Source: Essence / Essence Magazine

Let’s face it, it hasn’t been easy to be black in America. Unfortunately, it’s still the case in 2016. With police brutality, institutionalized slavery and now a hateful presidential election, black parents are struggling to make sense of all of this to their children.

One parent, Gabrielle Union tells Essence she and husband Dwyane Wade are too teaching their children how to maneuver in today’s racially harsh environment.

“Our conversations about race and police are constant,” she says. “And even if society didn’t give us hashtags every day to prompt us we’d be talking about it.”

Union shared a story about one night, her teenage boys wanted to go out to a neighborhood basketball court. She told the boys no since it was after dark but the boys persuaded Wade to allow them to go. This sent Union in a panic as she reminisce the Trayvon Martin killing and doesn’t trust, “neighbors to not see our teenage boys, our tall teenage boys as children and not as threats to ‘put down’.”

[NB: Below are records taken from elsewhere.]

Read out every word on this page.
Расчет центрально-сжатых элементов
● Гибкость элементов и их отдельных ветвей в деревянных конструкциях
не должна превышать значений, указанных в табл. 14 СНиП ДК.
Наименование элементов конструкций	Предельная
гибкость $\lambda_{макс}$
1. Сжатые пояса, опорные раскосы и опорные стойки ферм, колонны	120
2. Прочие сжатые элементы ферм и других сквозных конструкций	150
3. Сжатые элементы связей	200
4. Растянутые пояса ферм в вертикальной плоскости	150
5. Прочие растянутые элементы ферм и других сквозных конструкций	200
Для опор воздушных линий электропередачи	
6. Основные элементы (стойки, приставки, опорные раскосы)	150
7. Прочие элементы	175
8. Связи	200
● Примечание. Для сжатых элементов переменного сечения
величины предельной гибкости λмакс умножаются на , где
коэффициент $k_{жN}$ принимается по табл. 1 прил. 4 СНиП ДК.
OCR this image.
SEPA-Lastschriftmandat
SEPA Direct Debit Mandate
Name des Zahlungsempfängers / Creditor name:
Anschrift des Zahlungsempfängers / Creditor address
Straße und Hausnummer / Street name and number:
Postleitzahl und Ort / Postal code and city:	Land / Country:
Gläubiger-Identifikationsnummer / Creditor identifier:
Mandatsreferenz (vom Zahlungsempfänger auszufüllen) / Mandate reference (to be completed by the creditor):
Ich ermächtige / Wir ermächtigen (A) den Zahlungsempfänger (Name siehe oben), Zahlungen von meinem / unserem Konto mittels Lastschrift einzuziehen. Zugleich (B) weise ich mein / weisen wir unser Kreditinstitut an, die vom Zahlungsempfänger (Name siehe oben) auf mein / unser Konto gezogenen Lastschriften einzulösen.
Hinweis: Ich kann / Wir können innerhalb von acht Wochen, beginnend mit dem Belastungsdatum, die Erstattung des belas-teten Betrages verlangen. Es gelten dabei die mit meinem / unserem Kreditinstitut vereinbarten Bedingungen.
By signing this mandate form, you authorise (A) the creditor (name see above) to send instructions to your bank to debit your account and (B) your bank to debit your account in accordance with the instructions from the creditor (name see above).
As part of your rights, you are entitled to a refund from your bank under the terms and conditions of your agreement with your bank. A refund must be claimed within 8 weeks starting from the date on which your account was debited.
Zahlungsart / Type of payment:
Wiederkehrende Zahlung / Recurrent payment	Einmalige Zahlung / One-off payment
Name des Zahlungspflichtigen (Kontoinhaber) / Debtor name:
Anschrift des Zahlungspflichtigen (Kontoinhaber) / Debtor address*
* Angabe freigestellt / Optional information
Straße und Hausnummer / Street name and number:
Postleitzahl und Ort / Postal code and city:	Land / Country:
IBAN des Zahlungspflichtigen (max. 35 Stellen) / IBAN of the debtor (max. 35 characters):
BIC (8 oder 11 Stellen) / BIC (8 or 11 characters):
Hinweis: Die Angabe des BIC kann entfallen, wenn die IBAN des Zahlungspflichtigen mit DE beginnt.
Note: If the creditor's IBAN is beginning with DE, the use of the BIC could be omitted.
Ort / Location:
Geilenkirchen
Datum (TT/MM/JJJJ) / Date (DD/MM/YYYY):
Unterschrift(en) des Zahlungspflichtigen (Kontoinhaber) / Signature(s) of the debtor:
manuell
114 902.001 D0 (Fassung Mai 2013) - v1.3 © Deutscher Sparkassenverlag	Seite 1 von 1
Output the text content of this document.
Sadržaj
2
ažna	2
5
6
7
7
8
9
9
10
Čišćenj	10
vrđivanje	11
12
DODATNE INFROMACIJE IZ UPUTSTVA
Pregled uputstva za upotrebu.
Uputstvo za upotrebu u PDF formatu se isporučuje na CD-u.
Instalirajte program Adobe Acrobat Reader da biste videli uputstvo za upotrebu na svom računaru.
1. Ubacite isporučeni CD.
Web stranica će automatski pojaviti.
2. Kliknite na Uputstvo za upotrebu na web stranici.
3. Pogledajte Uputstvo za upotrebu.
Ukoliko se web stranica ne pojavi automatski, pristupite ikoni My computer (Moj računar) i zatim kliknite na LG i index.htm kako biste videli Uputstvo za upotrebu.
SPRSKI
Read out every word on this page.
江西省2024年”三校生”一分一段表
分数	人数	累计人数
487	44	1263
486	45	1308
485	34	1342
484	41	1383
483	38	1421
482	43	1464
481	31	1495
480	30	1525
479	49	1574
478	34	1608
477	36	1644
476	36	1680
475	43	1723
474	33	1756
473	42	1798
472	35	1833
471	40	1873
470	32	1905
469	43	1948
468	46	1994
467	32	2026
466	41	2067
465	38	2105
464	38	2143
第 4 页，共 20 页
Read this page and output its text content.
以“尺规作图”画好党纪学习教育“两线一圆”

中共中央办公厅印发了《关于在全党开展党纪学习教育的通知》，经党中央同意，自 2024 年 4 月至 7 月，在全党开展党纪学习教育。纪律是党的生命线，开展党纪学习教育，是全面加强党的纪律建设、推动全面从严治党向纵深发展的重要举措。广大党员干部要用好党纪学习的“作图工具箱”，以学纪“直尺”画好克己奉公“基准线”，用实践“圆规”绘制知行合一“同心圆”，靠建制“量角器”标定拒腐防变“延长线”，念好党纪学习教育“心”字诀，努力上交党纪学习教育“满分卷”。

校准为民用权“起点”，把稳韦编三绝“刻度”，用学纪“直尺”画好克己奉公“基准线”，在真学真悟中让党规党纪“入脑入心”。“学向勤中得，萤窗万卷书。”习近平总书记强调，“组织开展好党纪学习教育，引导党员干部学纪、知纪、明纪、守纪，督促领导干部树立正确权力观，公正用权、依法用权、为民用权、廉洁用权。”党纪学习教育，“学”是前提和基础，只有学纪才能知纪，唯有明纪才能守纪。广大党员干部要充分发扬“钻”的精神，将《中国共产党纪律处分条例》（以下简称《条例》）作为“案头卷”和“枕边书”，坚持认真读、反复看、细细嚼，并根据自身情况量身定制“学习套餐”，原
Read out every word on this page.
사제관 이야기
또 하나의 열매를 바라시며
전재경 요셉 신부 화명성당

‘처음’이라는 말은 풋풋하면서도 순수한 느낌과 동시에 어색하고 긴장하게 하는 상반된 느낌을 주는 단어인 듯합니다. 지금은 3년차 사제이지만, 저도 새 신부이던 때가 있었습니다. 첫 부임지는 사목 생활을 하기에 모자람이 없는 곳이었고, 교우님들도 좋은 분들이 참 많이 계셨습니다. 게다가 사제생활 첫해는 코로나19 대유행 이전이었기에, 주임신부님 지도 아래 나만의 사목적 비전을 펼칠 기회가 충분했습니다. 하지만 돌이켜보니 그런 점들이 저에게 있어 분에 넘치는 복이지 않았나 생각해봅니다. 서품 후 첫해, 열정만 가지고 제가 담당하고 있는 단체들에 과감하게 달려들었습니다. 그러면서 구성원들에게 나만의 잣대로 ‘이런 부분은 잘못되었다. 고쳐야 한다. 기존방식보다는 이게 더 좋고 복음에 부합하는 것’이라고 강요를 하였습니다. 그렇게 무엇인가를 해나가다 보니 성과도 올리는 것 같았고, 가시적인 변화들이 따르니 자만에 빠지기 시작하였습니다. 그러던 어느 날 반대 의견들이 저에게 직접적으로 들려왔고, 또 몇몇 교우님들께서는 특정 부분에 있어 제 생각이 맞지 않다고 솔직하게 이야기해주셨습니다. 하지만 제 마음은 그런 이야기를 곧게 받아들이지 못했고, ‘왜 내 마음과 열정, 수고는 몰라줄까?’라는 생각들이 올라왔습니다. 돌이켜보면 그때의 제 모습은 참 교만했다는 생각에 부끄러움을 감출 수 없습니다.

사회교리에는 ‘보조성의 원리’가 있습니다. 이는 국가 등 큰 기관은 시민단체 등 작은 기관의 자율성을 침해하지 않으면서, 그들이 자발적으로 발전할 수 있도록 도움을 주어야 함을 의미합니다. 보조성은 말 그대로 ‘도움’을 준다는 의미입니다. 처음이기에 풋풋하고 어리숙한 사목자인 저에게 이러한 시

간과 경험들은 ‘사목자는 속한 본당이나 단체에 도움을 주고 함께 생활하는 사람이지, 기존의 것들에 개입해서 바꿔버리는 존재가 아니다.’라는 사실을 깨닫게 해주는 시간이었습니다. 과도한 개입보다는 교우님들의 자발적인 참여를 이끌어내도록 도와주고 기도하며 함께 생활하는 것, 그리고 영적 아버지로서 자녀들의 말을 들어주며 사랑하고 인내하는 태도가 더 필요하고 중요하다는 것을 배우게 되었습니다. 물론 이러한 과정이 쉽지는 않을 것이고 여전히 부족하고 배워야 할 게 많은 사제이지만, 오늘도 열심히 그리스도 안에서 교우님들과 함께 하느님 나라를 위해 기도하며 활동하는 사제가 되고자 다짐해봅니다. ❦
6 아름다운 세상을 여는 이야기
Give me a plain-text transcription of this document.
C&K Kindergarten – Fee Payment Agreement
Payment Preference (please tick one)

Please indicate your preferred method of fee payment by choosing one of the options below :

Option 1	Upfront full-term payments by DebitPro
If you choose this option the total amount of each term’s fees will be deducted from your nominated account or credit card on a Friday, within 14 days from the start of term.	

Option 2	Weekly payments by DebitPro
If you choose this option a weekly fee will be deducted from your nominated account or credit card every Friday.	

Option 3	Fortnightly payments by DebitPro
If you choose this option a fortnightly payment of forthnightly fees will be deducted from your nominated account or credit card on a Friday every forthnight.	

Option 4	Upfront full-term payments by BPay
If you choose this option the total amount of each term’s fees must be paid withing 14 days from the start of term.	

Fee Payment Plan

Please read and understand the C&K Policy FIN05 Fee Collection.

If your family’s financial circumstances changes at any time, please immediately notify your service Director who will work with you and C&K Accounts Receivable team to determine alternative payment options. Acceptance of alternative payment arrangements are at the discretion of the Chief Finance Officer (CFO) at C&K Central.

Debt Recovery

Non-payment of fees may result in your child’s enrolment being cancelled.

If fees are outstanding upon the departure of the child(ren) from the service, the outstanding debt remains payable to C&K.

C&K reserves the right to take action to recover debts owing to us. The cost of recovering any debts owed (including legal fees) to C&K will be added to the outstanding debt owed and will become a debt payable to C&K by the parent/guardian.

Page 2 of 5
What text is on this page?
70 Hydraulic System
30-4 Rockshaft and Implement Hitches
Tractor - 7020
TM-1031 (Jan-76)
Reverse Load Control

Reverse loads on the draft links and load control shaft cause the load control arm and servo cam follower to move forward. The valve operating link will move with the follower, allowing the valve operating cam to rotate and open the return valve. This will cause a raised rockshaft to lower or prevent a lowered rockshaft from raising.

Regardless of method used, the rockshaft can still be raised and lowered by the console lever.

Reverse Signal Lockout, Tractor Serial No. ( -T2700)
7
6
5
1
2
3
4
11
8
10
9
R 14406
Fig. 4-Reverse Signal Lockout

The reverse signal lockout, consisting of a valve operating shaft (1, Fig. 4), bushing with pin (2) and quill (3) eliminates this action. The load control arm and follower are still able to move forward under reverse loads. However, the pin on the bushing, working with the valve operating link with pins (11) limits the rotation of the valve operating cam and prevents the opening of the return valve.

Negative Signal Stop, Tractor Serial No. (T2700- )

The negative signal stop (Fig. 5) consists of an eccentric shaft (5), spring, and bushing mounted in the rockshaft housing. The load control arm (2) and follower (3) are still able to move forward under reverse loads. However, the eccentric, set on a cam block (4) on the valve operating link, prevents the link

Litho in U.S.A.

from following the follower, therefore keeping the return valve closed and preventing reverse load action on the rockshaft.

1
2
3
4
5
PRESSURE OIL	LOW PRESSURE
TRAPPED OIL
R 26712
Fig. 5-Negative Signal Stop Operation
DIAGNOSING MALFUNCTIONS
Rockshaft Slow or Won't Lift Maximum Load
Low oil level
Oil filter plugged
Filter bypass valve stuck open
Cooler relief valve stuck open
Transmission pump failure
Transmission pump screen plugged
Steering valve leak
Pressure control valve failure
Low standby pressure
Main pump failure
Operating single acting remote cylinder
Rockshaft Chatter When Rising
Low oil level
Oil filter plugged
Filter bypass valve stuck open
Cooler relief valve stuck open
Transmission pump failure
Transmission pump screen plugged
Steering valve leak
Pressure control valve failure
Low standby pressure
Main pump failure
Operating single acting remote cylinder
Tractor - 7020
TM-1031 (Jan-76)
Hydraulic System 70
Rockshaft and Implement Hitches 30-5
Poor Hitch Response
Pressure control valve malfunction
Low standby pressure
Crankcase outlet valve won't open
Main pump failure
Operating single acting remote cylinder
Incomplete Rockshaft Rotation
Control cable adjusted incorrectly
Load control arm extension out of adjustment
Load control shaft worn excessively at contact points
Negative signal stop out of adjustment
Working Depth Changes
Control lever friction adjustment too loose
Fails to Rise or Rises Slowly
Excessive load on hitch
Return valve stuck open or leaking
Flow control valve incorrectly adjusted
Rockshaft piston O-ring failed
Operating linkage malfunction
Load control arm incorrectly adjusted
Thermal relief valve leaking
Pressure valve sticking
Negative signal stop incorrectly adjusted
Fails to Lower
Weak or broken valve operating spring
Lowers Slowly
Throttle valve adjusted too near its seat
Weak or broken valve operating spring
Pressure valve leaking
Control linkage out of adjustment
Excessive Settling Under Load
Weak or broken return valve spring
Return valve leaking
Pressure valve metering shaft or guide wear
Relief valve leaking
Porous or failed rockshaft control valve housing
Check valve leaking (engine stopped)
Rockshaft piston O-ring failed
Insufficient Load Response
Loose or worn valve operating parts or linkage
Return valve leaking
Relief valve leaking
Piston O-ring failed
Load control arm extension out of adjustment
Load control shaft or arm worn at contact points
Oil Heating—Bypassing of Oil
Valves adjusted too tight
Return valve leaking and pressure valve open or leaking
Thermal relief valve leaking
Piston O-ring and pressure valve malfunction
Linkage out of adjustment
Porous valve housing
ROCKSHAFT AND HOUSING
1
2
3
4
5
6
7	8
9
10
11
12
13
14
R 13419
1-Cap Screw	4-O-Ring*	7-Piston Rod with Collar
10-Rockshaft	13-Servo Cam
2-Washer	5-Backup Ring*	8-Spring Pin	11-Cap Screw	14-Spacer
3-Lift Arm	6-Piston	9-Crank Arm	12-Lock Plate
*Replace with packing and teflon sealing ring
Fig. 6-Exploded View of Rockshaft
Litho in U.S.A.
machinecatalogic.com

“I panic and then I get him to panic. We get in the car and we go track them down,” she said. “We told them to stop where they were. If they were under a street light, to just stay there. And as we’re in route to them there are cop cars coming from [their direction]. And it wasn’t even the cops that I was necessarily afraid of. Our neighbors have personal security too and in a stand your ground state, an open carry state, they’ll shoot you first and get off later.”

We know all parents, regardless of race, worry about their children’s safety when they leave the house. However, black families have to take extra precaution no matter how much money you have.